İnsanca Yaşam Neye Tekabül Ediyor?
Milyonlarca insan nefesini tutmuş, asgari ücret ne kadar olacak bunu bekledi. Bir yandan son bir umutla beklerken bir yandan da hükümet, patron sendikaları ve Türk-İş başkanı Atalay üçlüsü arasında dönen ve herhangi bir rakamın konuşulmadığı tiyatrodan da bıkmış durumda. Öte yandan Mehmet Şimşek ve Merkez Bankası başkanının asgari ücret zammının gerçekleşen değil de hedeflenen enflasyon endeksine göre olacağını açıklaması milyonları endişelendirdi. EHP olarak aylardır asgari ücret çalışmalarımız sürüyor. EHP genel başkanı Hakan Öztürk’ün asgari ücret tespit komisyonu taraflarına ilettiği açık mektubu sonucunda Türk-İş başkanı ile telefonda görüşüp fikirlerimizi iletti. 3. Toplantı sonrasında açıklanan 29.582 lira ve en nihayetinde bir rakam konuşulmasında bu çalışmaların da payı vardır. Ayrıca Atalay’ın açıkladığı bu rakam içinde “%20 refah payı” oranı bir önceki “Açlık sınırı değil, Refah sınırı” çalışmalarımızın da etkisinin olabildiğini göstermektedir. 24 Aralık akşamı hükümet kanadı sermayenin isteği üzerine asgari ücreti 22.104 lira olarak açıkladı. O akşam Türk-İş’in sanki bu zamana kadar işçiler adına çokça mücadele etmiş gibi tavır alıp görüşmeye katılmamasıyla beraber bir önceki katıldığı diğer üç toplantıdaki halleri ise ayrı bir tartışma konusu.

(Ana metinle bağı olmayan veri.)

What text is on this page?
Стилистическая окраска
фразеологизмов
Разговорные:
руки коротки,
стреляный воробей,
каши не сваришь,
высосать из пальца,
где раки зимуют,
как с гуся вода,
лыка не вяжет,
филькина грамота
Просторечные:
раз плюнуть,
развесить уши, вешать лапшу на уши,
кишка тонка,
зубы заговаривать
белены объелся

Mehmet Şimşek’in son konuşmalarında yine mevcut enflasyon oranına göre bir zammın olacağını söylüyordu ancak %30 gibi korkunç bir oran açıklandı. Ertesi gün Erdoğan grup toplantısında konuşurken, herkes Erdoğan’ın bir “jest” yaparak üzerine biraz daha ekleyeceğini düşünüyordu(!), asgari ücretin mevcut zammını “müjdeledi”. Türk-İş başkanı Atalay, bu anti-demokratik komisyona bir daha dahil olmayacaklarını açıkladı. Sayın Atalay, bu komisyonun anti-demokratik bir yapıya sahip olduğunu daha yeni mi kavradınız? Milyonlarca işçi bunu yıllardır söylüyor, 12 Eylül artığı bu komisyonla işçiler yıllardır kavgalı. Şimdi işinize gelmeyince mi anti-demokratik olduğunu keşfettiniz? Yapmayın ya.

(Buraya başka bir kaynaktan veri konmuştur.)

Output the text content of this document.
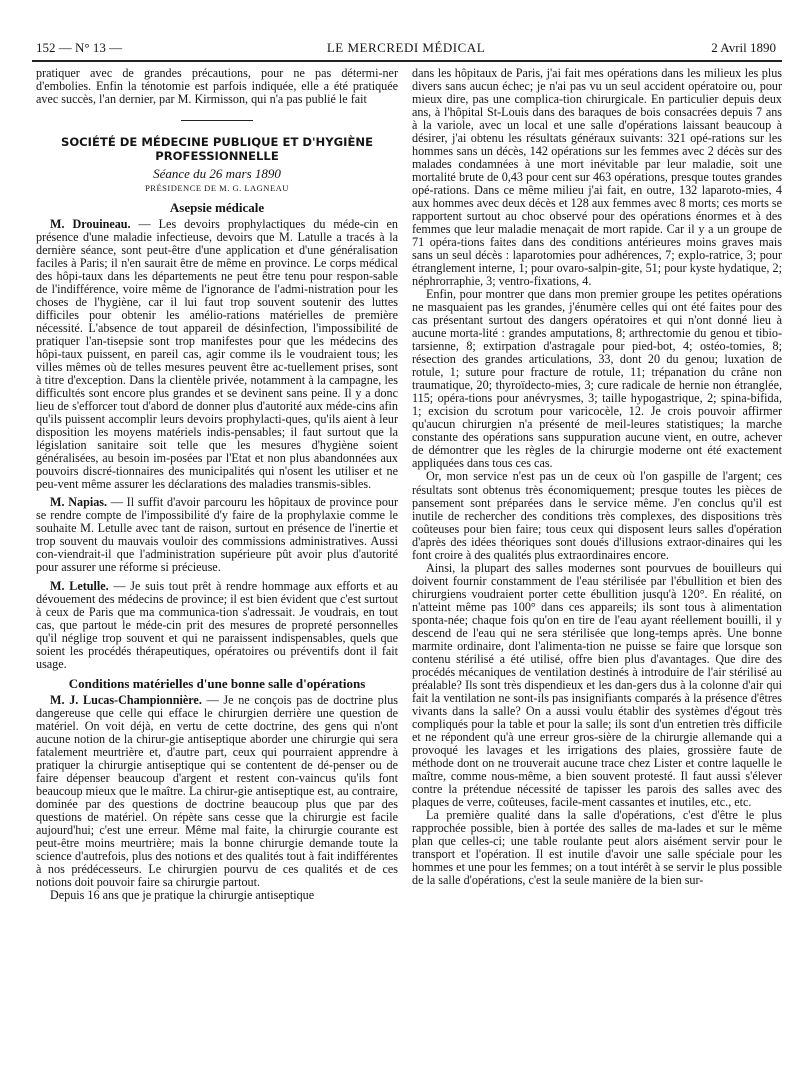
152 — N° 13 —	LE MERCREDI MÉDICAL	2 Avril 1890

pratiquer avec de grandes précautions, pour ne pas détermi-ner d'embolies. Enfin la ténotomie est parfois indiquée, elle a été pratiquée avec succès, l'an dernier, par M. Kirmisson, qui n'a pas publié le fait

SOCIÉTÉ DE MÉDECINE PUBLIQUE ET D'HYGIÈNE PROFESSIONNELLE
Séance du 26 mars 1890
PRÉSIDENCE DE M. G. LAGNEAU
Asepsie médicale

M. Drouineau. — Les devoirs prophylactiques du méde-cin en présence d'une maladie infectieuse, devoirs que M. Latulle a tracés à la dernière séance, sont peut-être d'une application et d'une généralisation faciles à Paris; il n'en saurait être de même en province. Le corps médical des hôpi-taux dans les départements ne peut être tenu pour respon-sable de l'indifférence, voire même de l'ignorance de l'admi-nistration pour les choses de l'hygiène, car il lui faut trop souvent soutenir des luttes difficiles pour obtenir les amélio-rations matérielles de première nécessité. L'absence de tout appareil de désinfection, l'impossibilité de pratiquer l'an-tisepsie sont trop manifestes pour que les médecins des hôpi-taux puissent, en pareil cas, agir comme ils le voudraient tous; les villes mêmes où de telles mesures peuvent être ac-tuellement prises, sont à titre d'exception. Dans la clientèle privée, notamment à la campagne, les difficultés sont encore plus grandes et se devinent sans peine. Il y a donc lieu de s'efforcer tout d'abord de donner plus d'autorité aux méde-cins afin qu'ils puissent accomplir leurs devoirs prophylacti-ques, qu'ils aient à leur disposition les moyens matériels indis-pensables; il faut surtout que la législation sanitaire soit telle que les mesures d'hygiène soient généralisées, au besoin im-posées par l'Etat et non plus abandonnées aux pouvoirs discré-tionnaires des municipalités qui n'osent les utiliser et ne peu-vent même assurer les déclarations des maladies transmis-sibles.

M. Napias. — Il suffit d'avoir parcouru les hôpitaux de province pour se rendre compte de l'impossibilité d'y faire de la prophylaxie comme le souhaite M. Letulle avec tant de raison, surtout en présence de l'inertie et trop souvent du mauvais vouloir des commissions administratives. Aussi con-viendrait-il que l'administration supérieure pût avoir plus d'autorité pour assurer une réforme si précieuse.

M. Letulle. — Je suis tout prêt à rendre hommage aux efforts et au dévouement des médecins de province; il est bien évident que c'est surtout à ceux de Paris que ma communica-tion s'adressait. Je voudrais, en tout cas, que partout le méde-cin prit des mesures de propreté personnelles qu'il néglige trop souvent et qui ne paraissent indispensables, quels que soient les procédés thérapeutiques, opératoires ou préventifs dont il fait usage.

Conditions matérielles d'une bonne salle d'opérations

M. J. Lucas-Championnière. — Je ne conçois pas de doctrine plus dangereuse que celle qui efface le chirurgien derrière une question de matériel. On voit déjà, en vertu de cette doctrine, des gens qui n'ont aucune notion de la chirur-gie antiseptique aborder une chirurgie qui sera fatalement meurtrière et, d'autre part, ceux qui pourraient apprendre à pratiquer la chirurgie antiseptique qui se contentent de dé-penser ou de faire dépenser beaucoup d'argent et restent con-vaincus qu'ils font beaucoup mieux que le maître. La chirur-gie antiseptique est, au contraire, dominée par des questions de doctrine beaucoup plus que par des questions de matériel. On répète sans cesse que la chirurgie est facile aujourd'hui; c'est une erreur. Même mal faite, la chirurgie courante est peut-être moins meurtrière; mais la bonne chirurgie demande toute la science d'autrefois, plus des notions et des qualités tout à fait indifférentes à nos prédécesseurs. Le chirurgien pourvu de ces qualités et de ces notions doit pouvoir faire sa chirurgie partout.

Depuis 16 ans que je pratique la chirurgie antiseptique

dans les hôpitaux de Paris, j'ai fait mes opérations dans les milieux les plus divers sans aucun échec; je n'ai pas vu un seul accident opératoire ou, pour mieux dire, pas une complica-tion chirurgicale. En particulier depuis deux ans, à l'hôpital St-Louis dans des baraques de bois consacrées depuis 7 ans à la variole, avec un local et une salle d'opérations laissant beaucoup à désirer, j'ai obtenu les résultats généraux suivants: 321 opé-rations sur les hommes sans un décès, 142 opérations sur les femmes avec 2 décès sur des malades condamnées à une mort inévitable par leur maladie, soit une mortalité brute de 0,43 pour cent sur 463 opérations, presque toutes grandes opé-rations. Dans ce même milieu j'ai fait, en outre, 132 laparoto-mies, 4 aux hommes avec deux décès et 128 aux femmes avec 8 morts; ces morts se rapportent surtout au choc observé pour des opérations énormes et à des femmes que leur maladie menaçait de mort rapide. Car il y a un groupe de 71 opéra-tions faites dans des conditions antérieures moins graves mais sans un seul décès : laparotomies pour adhérences, 7; explo-ratrice, 3; pour étranglement interne, 1; pour ovaro-salpin-gite, 51; pour kyste hydatique, 2; néphrorraphie, 3; ventro-fixations, 4.

Enfin, pour montrer que dans mon premier groupe les petites opérations ne masquaient pas les grandes, j'énumère celles qui ont été faites pour des cas présentant surtout des dangers opératoires et qui n'ont donné lieu à aucune morta-lité : grandes amputations, 8; arthrectomie du genou et tibio-tarsienne, 8; extirpation d'astragale pour pied-bot, 4; ostéo-tomies, 8; résection des grandes articulations, 33, dont 20 du genou; luxation de rotule, 1; suture pour fracture de rotule, 11; trépanation du crâne non traumatique, 20; thyroïdecto-mies, 3; cure radicale de hernie non étranglée, 115; opéra-tions pour anévrysmes, 3; taille hypogastrique, 2; spina-bifida, 1; excision du scrotum pour varicocèle, 12. Je crois pouvoir affirmer qu'aucun chirurgien n'a présenté de meil-leures statistiques; la marche constante des opérations sans suppuration aucune vient, en outre, achever de démontrer que les règles de la chirurgie moderne ont été exactement appliquées dans tous ces cas.

Or, mon service n'est pas un de ceux où l'on gaspille de l'argent; ces résultats sont obtenus très économiquement; presque toutes les pièces de pansement sont préparées dans le service même. J'en conclus qu'il est inutile de rechercher des conditions très complexes, des dispositions très coûteuses pour bien faire; tous ceux qui disposent leurs salles d'opération d'après des idées théoriques sont doués d'illusions extraor-dinaires qui les font croire à des qualités plus extraordinaires encore.

Ainsi, la plupart des salles modernes sont pourvues de bouilleurs qui doivent fournir constamment de l'eau stérilisée par l'ébullition et bien des chirurgiens voudraient porter cette ébullition jusqu'à 120°. En réalité, on n'atteint même pas 100° dans ces appareils; ils sont tous à alimentation sponta-née; chaque fois qu'on en tire de l'eau ayant réellement bouilli, il y descend de l'eau qui ne sera stérilisée que long-temps après. Une bonne marmite ordinaire, dont l'alimenta-tion ne puisse se faire que lorsque son contenu stérilisé a été utilisé, offre bien plus d'avantages. Que dire des procédés mécaniques de ventilation destinés à introduire de l'air stérilisé au préalable? Ils sont très dispendieux et les dan-gers dus à la colonne d'air qui fait la ventilation ne sont-ils pas insignifiants comparés à la présence d'êtres vivants dans la salle? On a aussi voulu établir des systèmes d'égout très compliqués pour la table et pour la salle; ils sont d'un entretien très difficile et ne répondent qu'à une erreur gros-sière de la chirurgie allemande qui a provoqué les lavages et les irrigations des plaies, grossière faute de méthode dont on ne trouverait aucune trace chez Lister et contre laquelle le maître, comme nous-même, a bien souvent protesté. Il faut aussi s'élever contre la prétendue nécessité de tapisser les parois des salles avec des plaques de verre, coûteuses, facile-ment cassantes et inutiles, etc., etc.

La première qualité dans la salle d'opérations, c'est d'être le plus rapprochée possible, bien à portée des salles de ma-lades et sur le même plan que celles-ci; une table roulante peut alors aisément servir pour le transport et l'opération. Il est inutile d'avoir une salle spéciale pour les hommes et une pour les femmes; on a tout intérêt à se servir le plus possible de la salle d'opérations, c'est la seule manière de la bien sur-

Tüm bunlar olurken öte yandan sosyalist sol içinde uzun zamandır sadece Aralık ayı geldiğinde takvimsel olarak hatırlanan asgari ücret gündemi içinde de birtakım gelişmeler oldu. Geçtiğimiz yaz başında başlattığımız yeni çalışmalarımızda rakam belirlemiştik. Peki bu rakamı nasıl belirledik ve rakam neydi?

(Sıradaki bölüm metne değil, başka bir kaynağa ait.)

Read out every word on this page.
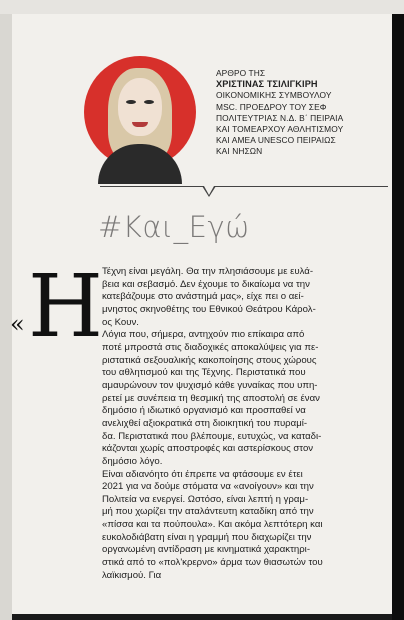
ΑΡΘΡΟ ΤΗΣ
ΧΡΙΣΤΙΝΑΣ ΤΣΙΛΙΓΚΙΡΗ
ΟΙΚΟΝΟΜΙΚΗΣ ΣΥΜΒΟΥΛΟΥ
MSC. ΠΡΟΕΔΡΟΥ ΤΟΥ ΣΕΦ
ΠΟΛΙΤΕΥΤΡΙΑΣ Ν.Δ. Β΄ ΠΕΙΡΑΙΑ
ΚΑΙ ΤΟΜΕΑΡΧΟΥ ΑΘΛΗΤΙΣΜΟΥ
ΚΑΙ ΑΜΕΑ UNESCO ΠΕΙΡΑΙΩΣ
ΚΑΙ ΝΗΣΩΝ
#Και_Εγώ
« Η Τέχνη είναι μεγάλη. Θα την πλησιάσουμε με ευλά-
βεια και σεβασμό. Δεν έχουμε το δικαίωμα να την
κατεβάζουμε στο ανάστημά μας», είχε πει ο αεί-
μνηστος σκηνοθέτης του Εθνικού Θεάτρου Κάρολ-
ος Κουν.
Λόγια που, σήμερα, αντηχούν πιο επίκαιρα από
ποτέ μπροστά στις διαδοχικές αποκαλύψεις για πε-
ριστατικά σεξουαλικής κακοποίησης στους χώρους
του αθλητισμού και της Τέχνης. Περιστατικά που
αμαυρώνουν τον ψυχισμό κάθε γυναίκας που υπη-
ρετεί με συνέπεια τη θεσμική της αποστολή σε έναν
δημόσιο ή ιδιωτικό οργανισμό και προσπαθεί να
ανελιχθεί αξιοκρατικά στη διοικητική του πυραμί-
δα. Περιστατικά που βλέπουμε, ευτυχώς, να καταδι-
κάζονται χωρίς αποστροφές και αστερίσκους στον
δημόσιο λόγο.
Είναι αδιανόητο ότι έπρεπε να φτάσουμε εν έτει
2021 για να δούμε στόματα να «ανοίγουν» και την
Πολιτεία να ενεργεί. Ωστόσο, είναι λεπτή η γραμ-
μή που χωρίζει την αταλάντευτη καταδίκη από την
«πίσσα και τα πούπουλα». Και ακόμα λεπτότερη και
ευκολοδιάβατη είναι η γραμμή που διαχωρίζει την
οργανωμένη αντίδραση με κινηματικά χαρακτηρι-
στικά από το «πολ'κρερνο» άρμα των θιασωτών του
λαϊκισμού. Για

“Türkiye’nin her yıl önemli ölçüde büyüdüğü, verilerle ortaya konuyor. Gayrisafi Yurt İçi Hasıla’ya (GSYH) göre dünyanın en büyük 17. ekonomisine sahibiz. 2025 yılı için GSYH 1,8 trilyon dolar olarak hedefleniyor. Durum böyleyken, emekçilere pazar tezgahının altındaki sebze ve meyveler reva görülüyor. 1974 yılında milli gelirin yüzde 81’i asgari ücretliye aitti. Bugün bu oran yüzde 47’ye düştü. Ülke büyüdü ama bu büyümeden asgari ücretlinin payı küçüldü. Milli gelir artıyorsa, bundan emekçiler pay almayacak da kim alacak? Emekçilerin hakkı sadece açlık veya yoksulluk sınırının üstüne çıkmak değil refah sınırının da üstüne çıkmaktır. Bunun olabilmesi için, asgari ücret diğer temeli olmayan verilere göre değil büyümeye göre hesaplanmalıdır. Ekonomik büyüme varsa, emekçiler de emekliler de bundan payını almalıdır…Başlattığımız kampanyada asgari ücretin, kişi başına düşen Gayrisafi Yurt İçi Hasılanın aylık karşılığı anlamında 42.300 olması gerektiğini açıklamıştık. Yaşanan ağır enflasyon koşulları, doların değerinin yükselmesi ve 2025 için hedeflenen GSYH de de hesaba katıldığında bugün asgari ücretin 50.000 TL olması gerektiğini ilan ediyoruz. Halk kendi asgari ücretini hesaplamak ve söylemek hakkına sahiptir. Soyut konuşmaya gerek yok. Hesap ortada. Bizden kesilen her kuruş servet sahiplerini düze çıkarıyor. Eğer yaşamını asgari düzeyde sürdürmeye çalışan bizsek, asgari ücretin belirlenmesinde söz hakkı da bizimdir.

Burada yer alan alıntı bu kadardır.